Despite lining up support from key tourism and restaurant groups, Gov. John Bel Edwards, New Orleans Mayor LaToya Cantrell and others, the Harrah’s train began to skid off the rails with questions about the speed of the process and lack of public debate and input. There also was the very logical question of why the contract should not be put out for public bid to ensure that the state, city and its taxpayers are getting the best deal possible.
And why the rush now, six years before the current contract expires? Harrah’s proposal could be a great deal for everyone, but our elected officials should be sure before signing on for 30 years.
Morrell, who has become that rarest of species — a lawmaker who is both thoughtful and effective — framed the issue perfectly.

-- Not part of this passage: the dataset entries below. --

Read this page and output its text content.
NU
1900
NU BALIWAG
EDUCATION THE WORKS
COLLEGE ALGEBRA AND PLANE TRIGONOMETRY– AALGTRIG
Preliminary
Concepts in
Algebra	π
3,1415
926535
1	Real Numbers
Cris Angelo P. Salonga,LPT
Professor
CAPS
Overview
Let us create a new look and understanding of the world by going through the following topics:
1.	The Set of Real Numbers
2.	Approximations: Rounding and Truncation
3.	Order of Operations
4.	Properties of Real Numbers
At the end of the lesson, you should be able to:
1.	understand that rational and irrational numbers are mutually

“Negotiations of this kind are about maximizing leverage and should never be negotiated until each party is on equal footing,” he said in his statement Sunday. “The State of Louisiana is broke and can’t pay its bills, a circumstance that makes any extra money seem attractive. That’s not a good place to start a negotiation.”
The Senate committee should vote to hit the pause button and let both sides have a free and honest debate about this proposal.